W er den nun bei Nestlé chefgewordenen Franzosen Laurent Freixe einmal kennengelernt hatte, berichtete in der Regel von einem freundlichen, höflichen Menschen und einer, für einen Topmanager, erstaunlich niedrigen Bugwelle. Dieser Laurent Freixe hat bei Nestlé die Teppichetage nun in epischem Ausmass durchgerüttelt. Dabei hat er nicht nur organisatorische Reformen seines Vorgängers Mark Schneider schlicht zurückgedreht, also den neuen Claim «forward to basics» mit Leben gefüllt, auch auf Kosten der Karrieren einiger seiner bisherigen Peers in der Konzernleitung. Auf der anderen Seite gibt es einige Gewinner der Rochaden. Und im Hintergrund dürften bereits Konzernpräsident Paul Bulckeund sein Vertrauter und Lead Director im Board, Pablo Isla, Ex-Chef des Bekleidungsriesen Inditex (Zara), mitgewirkt haben, um den Führungsnachwuchs für die Zeit nach Freixe, der im April 63 wird, in Stellung zu bringen und auszutesten.
Und nicht zuletzt dürfte es Freixe auch darum gegangen sein, seine Durchschlagskraft unter Beweis zu stellen: dass er mehr ist als eine schnelle Notlösung und dass er, obwohl seit vielen Jahren in der Konzernleitung, keine Scheu vor drastischen Schritten hat.
Denn dass eine Verkleinerung der Teppichetage um nur zwei Köpfe auf immer noch mehr als zehn die Prozesse «beschleunigt» und «Dynamik» auslöst, während sich Freixe zugleich neue Direct Reports zulegt, die bisher an andere Topmanager berichtet hatten – das klingt nach Zweckoptimismus und auch etwas vorgeschoben.
Dass der 64-jährige Bernard Meunier das Gremium verlässt und noch einige Projekte leitet, scheint nachvollziehbar. Ob es aber der Beschleunigung wirklich dient, das riesige Kaffeegeschäft in das Ressort der strategischen Geschäftsfelder einzugliedern, das Meunier bisher führt – diesen Beweis muss Freixe erst antreten. Wenig einvernehmlich wirken die Trennung von Béatrice Guillaume-Grabisch, die noch einige Jahre bis zur Rente hat, aber nie auf sich aufmerksam machen konnte, und die Degradierung von China-Chef David Zhang, dessen Gebiet wieder in einer Grosszone Asien aufgeht.
Kollege Steve Presley, bisher Nordamerika-Chef, rückt hingegen an die Spitze der wieder formierten Grossregion «Americas», die bis zu ihrer Zerschlagung durch Schneider deutlich mehr als ein Drittel des Konzernumsatzes einspielte; auch Freixe und Bulcke führten einst diesen Brocken. Presley ist damit zu einer Art Kronprinz avanciert.

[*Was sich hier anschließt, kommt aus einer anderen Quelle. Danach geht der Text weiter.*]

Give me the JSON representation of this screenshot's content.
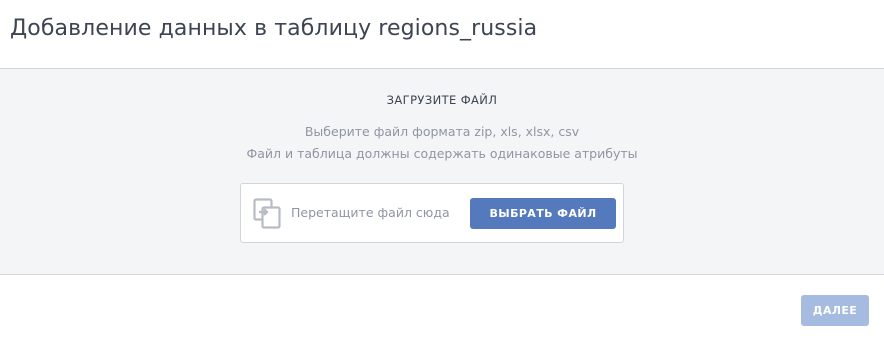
{
  "dialog": {
    "title": "Добавление данных в таблицу regions_russia"
  },
  "upload": {
    "heading": "ЗАГРУЗИТЕ ФАЙЛ",
    "hint_line_1": "Выберите файл формата zip, xls, xlsx, csv",
    "hint_line_2": "Файл и таблица должны содержать одинаковые атрибуты",
    "dropzone": {
      "icon": "file-import-icon",
      "text": "Перетащите файл сюда",
      "button_label": "ВЫБРАТЬ ФАЙЛ"
    }
  },
  "footer": {
    "next_label": "ДАЛЕЕ",
    "next_disabled": true
  },
  "colors": {
    "accent": "#5579bd",
    "accent_disabled": "#a5bbdf",
    "panel_background": "#f4f5f6",
    "muted_text": "#8f96a3",
    "title_text": "#3d4452"
  }
}
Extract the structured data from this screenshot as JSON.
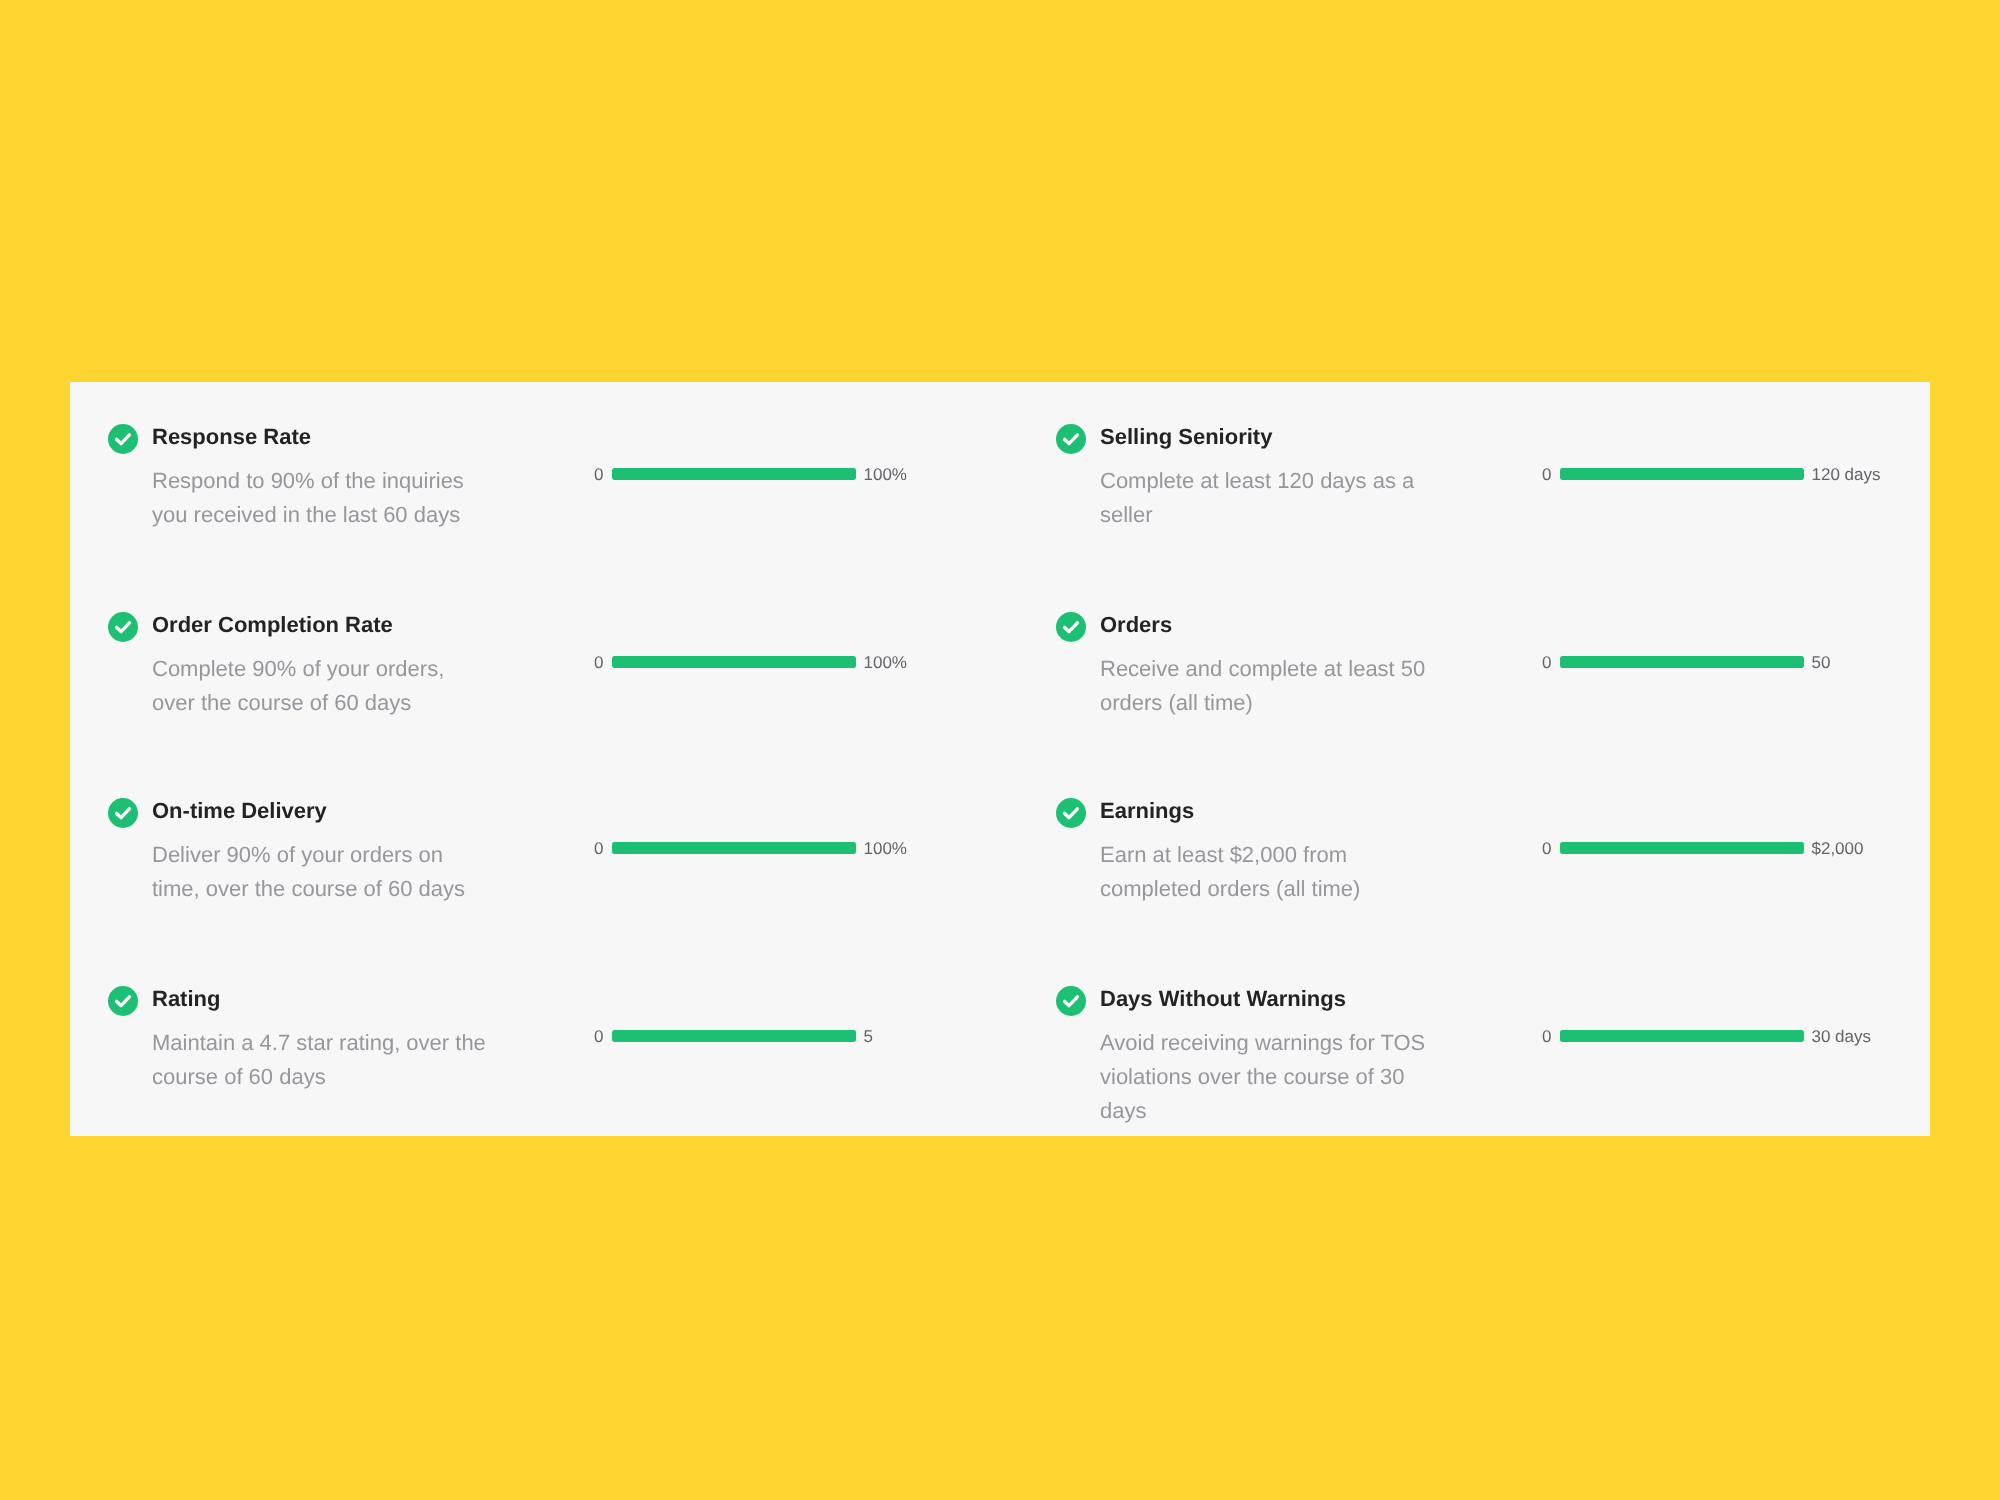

Die spannendste Personalie: Philipp Navratil zieht in die Konzernleitung ein. Er avancierte erst vor wenigen Monaten zum Chef von Nespresso; dieses Amt ist üblicherweise nicht Teil der Teppichetage. Zudem war Navratil nie Chef eines Ländermarktes. Um die zuletzt wachstumsschwache Edelmarke enger zu führen, hätte Freixe den 48-jährigen Navratil nicht befördern müssen. Insider vermuten, Freixe und Bulcke testen ihn für Höheres.
Gar keine Erwähnung wert war dem Konzern der Abstieg seiner obersten Kommunikatorin, der Amerikanerin Lisa Gibby. Von Schneider in die Konzernleitung befördert, wird sie dort von Freixe stillschweigend wieder verabschiedet.